"Why, no, sir;" replied the sexton, with a significant look; "people do say he was not; but if all tales be true that are rife about him, 'tis a sure thing he ought to have been."

"Hah! hum!" muttered Frantz, and a slight blush tinged his fine countenance. "His children you say—"

"Lord, sir! I said nothing about them—who told you? Few folks at Steingart, I guess, knew he had any but myself. 'Tis thought the poor things did not come fairly by their ends; and for certain, I never buried them!"

Frantz stood for some minutes absorbed in thought; at length he said— "were they baptized? I have a reason for asking."

"Perhaps sir, it is, that you are thinking if the poor, little, innocent creatures were not christened, they'd no right to be laid in consecrated ground."

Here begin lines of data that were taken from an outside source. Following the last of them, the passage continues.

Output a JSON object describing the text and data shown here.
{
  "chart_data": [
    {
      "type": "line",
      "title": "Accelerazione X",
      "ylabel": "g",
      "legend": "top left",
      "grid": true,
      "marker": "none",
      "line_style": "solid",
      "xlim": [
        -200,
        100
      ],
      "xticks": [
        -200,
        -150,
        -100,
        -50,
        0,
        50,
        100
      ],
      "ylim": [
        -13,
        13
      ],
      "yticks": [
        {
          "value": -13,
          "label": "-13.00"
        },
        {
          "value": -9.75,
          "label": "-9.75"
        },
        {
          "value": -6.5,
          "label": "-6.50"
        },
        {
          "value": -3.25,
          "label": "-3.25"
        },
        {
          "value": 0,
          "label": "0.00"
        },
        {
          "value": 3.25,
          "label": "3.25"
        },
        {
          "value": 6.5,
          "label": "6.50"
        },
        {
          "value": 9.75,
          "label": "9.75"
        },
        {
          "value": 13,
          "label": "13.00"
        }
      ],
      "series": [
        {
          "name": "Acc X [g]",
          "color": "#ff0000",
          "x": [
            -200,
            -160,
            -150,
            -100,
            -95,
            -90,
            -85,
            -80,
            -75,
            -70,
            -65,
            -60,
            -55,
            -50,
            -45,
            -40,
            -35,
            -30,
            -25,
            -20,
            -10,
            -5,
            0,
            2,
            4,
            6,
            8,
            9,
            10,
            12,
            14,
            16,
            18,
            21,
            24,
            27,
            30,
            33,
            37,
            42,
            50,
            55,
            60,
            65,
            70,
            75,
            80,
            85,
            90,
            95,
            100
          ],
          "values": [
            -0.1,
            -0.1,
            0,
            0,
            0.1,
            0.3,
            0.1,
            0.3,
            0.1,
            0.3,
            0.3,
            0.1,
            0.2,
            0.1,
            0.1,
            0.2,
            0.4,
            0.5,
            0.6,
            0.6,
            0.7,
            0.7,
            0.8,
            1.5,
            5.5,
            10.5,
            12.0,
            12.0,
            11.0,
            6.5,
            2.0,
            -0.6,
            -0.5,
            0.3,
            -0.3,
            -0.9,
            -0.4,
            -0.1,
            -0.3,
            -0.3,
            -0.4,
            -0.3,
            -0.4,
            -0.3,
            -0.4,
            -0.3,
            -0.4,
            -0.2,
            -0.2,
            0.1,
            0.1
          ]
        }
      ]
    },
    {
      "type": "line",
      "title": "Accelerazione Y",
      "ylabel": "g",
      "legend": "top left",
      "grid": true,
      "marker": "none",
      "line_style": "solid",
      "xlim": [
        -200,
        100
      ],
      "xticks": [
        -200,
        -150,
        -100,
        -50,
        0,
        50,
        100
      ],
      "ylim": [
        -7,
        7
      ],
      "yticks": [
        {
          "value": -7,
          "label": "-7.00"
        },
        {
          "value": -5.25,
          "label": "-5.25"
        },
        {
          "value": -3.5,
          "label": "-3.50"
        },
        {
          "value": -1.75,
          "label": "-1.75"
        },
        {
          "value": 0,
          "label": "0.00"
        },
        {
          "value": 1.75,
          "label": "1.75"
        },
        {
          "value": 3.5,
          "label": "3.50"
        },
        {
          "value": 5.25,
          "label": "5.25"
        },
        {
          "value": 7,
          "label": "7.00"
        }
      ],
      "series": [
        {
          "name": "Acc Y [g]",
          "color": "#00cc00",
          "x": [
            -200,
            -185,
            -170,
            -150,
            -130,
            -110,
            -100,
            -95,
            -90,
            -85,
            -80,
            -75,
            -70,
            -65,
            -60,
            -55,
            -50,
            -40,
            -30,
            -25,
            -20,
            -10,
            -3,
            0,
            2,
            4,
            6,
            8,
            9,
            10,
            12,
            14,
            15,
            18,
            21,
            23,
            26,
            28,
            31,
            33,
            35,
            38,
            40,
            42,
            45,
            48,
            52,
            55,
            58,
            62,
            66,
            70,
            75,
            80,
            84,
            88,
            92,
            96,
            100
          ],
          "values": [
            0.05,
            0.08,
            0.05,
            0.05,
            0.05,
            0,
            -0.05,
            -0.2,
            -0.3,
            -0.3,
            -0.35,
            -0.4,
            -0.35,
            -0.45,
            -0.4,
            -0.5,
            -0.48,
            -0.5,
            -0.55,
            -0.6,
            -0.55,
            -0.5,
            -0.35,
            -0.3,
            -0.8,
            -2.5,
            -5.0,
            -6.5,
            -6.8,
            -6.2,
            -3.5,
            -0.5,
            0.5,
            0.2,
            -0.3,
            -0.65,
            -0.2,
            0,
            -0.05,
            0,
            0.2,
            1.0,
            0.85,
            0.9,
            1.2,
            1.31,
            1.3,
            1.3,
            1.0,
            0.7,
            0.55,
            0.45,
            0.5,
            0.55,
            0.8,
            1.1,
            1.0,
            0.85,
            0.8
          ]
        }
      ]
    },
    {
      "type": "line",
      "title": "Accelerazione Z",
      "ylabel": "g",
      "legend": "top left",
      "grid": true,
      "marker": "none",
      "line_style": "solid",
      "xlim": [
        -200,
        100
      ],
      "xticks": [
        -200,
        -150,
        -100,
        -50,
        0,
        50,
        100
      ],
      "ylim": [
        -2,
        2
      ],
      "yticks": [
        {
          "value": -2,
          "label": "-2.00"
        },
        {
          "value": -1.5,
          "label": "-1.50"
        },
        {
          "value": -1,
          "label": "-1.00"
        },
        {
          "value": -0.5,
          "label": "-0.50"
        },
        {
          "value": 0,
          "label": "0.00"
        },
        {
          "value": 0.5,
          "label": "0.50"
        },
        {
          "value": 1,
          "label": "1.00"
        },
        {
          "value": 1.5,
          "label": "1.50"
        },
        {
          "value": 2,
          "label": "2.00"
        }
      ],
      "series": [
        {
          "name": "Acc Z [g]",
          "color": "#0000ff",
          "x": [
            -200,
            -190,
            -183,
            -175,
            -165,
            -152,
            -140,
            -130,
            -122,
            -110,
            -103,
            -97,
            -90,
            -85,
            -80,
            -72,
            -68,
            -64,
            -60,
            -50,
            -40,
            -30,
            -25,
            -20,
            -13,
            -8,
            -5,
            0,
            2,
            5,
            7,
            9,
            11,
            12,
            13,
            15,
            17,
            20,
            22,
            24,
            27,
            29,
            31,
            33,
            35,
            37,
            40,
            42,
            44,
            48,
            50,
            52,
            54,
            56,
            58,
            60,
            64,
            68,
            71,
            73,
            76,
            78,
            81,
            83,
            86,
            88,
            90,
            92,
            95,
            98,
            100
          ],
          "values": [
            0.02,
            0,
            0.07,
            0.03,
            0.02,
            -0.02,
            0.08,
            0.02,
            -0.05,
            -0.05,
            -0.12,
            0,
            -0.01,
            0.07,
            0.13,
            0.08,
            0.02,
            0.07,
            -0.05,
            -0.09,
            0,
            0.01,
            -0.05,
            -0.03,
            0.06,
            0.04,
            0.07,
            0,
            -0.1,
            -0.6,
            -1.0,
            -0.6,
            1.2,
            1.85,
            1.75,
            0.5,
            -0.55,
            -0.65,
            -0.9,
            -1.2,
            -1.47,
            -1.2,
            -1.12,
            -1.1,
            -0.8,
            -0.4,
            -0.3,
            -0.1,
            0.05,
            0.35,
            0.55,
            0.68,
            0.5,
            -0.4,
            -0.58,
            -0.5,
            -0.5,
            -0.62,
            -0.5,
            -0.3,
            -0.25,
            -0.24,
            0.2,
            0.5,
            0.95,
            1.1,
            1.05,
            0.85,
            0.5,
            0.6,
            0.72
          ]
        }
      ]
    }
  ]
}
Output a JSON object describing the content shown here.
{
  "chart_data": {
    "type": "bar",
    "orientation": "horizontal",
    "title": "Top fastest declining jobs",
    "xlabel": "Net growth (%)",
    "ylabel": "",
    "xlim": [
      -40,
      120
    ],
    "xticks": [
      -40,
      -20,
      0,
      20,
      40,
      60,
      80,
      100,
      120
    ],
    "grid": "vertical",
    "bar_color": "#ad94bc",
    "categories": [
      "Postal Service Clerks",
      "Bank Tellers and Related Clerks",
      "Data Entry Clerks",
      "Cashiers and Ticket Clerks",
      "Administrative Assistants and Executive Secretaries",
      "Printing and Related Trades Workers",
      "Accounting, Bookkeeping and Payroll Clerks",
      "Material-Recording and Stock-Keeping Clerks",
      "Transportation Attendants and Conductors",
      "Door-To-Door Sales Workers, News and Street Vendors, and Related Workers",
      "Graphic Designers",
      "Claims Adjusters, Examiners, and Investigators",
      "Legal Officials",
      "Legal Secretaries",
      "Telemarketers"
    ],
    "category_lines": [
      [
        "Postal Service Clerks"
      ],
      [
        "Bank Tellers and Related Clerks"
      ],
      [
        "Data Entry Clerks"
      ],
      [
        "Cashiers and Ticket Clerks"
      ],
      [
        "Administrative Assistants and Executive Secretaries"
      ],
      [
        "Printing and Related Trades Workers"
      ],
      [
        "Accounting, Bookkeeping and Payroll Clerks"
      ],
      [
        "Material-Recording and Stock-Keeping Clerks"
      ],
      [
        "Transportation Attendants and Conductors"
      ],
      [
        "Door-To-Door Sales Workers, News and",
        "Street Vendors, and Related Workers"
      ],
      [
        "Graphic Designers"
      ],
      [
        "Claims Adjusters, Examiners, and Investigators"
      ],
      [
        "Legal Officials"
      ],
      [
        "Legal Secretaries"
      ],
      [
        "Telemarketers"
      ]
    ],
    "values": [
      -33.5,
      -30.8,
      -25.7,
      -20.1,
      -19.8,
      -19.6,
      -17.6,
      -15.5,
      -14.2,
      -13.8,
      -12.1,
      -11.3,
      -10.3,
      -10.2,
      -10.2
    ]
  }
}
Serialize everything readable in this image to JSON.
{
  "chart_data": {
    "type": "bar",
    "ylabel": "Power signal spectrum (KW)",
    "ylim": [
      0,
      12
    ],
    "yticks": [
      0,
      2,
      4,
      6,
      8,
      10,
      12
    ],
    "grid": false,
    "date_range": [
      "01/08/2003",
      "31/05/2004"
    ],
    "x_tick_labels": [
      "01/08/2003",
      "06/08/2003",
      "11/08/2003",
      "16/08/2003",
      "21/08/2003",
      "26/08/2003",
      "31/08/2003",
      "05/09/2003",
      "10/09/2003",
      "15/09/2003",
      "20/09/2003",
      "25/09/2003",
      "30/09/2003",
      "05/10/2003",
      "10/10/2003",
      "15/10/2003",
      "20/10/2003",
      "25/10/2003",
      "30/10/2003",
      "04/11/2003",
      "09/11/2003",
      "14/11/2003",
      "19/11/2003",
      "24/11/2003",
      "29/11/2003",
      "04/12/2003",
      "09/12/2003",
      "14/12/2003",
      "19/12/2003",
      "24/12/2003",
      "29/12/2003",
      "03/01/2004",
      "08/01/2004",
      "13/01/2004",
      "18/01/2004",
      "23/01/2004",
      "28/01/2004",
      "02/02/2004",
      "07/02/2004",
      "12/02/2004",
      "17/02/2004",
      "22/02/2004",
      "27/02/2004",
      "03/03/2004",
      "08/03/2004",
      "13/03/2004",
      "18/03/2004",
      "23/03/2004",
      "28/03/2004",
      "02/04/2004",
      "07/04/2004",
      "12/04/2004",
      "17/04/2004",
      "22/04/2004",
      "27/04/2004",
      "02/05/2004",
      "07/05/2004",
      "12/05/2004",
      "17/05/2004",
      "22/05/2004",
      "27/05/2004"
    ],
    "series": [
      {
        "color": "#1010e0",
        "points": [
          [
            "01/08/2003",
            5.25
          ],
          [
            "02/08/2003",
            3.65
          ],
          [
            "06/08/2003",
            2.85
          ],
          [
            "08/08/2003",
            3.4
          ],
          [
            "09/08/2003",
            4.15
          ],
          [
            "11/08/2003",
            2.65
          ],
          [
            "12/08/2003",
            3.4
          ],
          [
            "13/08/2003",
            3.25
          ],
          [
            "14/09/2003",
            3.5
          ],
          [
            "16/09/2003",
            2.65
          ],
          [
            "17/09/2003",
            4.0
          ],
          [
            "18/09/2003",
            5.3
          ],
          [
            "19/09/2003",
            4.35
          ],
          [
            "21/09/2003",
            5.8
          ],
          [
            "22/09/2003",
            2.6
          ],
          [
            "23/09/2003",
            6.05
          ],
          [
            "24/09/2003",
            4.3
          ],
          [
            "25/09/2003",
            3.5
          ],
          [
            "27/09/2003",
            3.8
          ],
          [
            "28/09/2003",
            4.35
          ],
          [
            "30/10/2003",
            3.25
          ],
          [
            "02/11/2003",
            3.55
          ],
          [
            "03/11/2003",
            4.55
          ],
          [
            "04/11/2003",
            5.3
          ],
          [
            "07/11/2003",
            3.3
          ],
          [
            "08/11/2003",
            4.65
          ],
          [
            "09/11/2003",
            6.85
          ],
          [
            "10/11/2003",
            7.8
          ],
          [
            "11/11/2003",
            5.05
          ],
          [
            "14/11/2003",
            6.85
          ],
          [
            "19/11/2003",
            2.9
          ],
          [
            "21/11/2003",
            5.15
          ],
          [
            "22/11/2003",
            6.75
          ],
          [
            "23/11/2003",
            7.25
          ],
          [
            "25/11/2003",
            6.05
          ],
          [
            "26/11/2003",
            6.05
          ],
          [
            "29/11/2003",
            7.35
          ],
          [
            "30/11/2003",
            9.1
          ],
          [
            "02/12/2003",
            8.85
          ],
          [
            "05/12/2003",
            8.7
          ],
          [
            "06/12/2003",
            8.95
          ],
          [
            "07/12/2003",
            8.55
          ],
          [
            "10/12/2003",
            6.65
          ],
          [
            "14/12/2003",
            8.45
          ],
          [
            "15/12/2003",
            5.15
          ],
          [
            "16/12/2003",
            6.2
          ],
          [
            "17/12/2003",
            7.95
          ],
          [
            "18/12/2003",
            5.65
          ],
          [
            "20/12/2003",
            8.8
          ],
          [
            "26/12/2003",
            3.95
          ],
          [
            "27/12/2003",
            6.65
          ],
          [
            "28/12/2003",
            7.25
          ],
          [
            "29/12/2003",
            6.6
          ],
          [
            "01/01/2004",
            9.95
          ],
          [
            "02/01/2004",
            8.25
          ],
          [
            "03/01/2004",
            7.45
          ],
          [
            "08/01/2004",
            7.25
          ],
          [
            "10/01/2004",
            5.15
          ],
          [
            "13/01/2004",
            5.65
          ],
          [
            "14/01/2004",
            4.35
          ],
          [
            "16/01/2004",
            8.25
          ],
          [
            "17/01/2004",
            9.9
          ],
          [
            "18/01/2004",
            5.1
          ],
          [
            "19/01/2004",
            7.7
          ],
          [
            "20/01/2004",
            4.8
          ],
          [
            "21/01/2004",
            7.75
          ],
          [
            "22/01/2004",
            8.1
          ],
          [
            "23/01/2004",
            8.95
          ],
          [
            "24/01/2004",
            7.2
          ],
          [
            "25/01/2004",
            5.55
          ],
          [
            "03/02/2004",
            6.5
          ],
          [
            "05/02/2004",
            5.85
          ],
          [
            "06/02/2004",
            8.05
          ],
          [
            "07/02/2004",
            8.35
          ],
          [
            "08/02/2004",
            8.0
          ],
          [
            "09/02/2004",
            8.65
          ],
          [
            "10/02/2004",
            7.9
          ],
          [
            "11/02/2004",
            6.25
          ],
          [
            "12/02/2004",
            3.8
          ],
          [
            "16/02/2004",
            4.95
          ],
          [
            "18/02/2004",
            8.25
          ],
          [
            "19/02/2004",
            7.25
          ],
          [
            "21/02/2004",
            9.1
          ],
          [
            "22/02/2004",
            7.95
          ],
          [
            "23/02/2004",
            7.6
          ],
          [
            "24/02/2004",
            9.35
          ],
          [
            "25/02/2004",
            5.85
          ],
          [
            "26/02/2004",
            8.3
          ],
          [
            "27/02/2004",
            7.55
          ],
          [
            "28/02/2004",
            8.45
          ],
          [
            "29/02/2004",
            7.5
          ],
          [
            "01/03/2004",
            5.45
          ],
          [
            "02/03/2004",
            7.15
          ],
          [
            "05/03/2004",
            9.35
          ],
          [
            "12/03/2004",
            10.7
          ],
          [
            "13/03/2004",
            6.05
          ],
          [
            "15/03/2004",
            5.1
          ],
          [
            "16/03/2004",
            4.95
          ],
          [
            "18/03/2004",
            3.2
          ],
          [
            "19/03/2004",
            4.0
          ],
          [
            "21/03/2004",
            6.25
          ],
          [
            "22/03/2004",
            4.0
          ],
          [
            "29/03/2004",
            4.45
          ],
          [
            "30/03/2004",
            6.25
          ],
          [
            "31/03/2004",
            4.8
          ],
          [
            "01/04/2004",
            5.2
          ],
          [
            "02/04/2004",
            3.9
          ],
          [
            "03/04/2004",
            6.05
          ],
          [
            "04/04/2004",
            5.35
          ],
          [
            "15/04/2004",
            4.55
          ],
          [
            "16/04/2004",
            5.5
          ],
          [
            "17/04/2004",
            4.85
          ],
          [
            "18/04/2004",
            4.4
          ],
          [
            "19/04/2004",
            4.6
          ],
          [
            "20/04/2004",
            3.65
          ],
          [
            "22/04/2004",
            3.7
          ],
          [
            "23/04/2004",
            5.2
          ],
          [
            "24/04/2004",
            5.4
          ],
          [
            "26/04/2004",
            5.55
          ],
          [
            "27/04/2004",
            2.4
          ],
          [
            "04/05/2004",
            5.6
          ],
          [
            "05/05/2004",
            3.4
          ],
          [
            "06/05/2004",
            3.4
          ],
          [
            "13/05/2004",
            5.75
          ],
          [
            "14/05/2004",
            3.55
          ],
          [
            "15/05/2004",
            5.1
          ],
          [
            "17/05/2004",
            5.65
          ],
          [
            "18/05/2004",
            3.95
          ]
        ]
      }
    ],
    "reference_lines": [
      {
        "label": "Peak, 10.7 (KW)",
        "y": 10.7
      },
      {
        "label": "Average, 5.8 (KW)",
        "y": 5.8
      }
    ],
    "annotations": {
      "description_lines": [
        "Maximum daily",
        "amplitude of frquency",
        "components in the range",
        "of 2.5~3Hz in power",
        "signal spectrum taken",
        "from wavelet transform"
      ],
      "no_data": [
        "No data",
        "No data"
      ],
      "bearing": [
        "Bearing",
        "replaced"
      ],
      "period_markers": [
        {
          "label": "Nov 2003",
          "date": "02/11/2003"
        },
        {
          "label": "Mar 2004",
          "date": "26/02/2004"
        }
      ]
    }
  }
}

"No matter what I think; I believe I have the register."

"You have, sir; please then to look at page 197, line 19, and I fancy you'll find the names of Gertrude and Erhard Dow, ('twas their poor misfortunate mother's sirname,) down as baptized."

"I have," interrupted Frantz, with an air of extreme solemnity, "seen, as I believe, those children and their father!"

"Mein Gott!" cried the sexton in excessive alarm—"seen them?—Seen Herr Von Weetzer! They do say he walks—dear, dear!—and after the shocking unchristian death that he died too! Where, sir? Where and when?"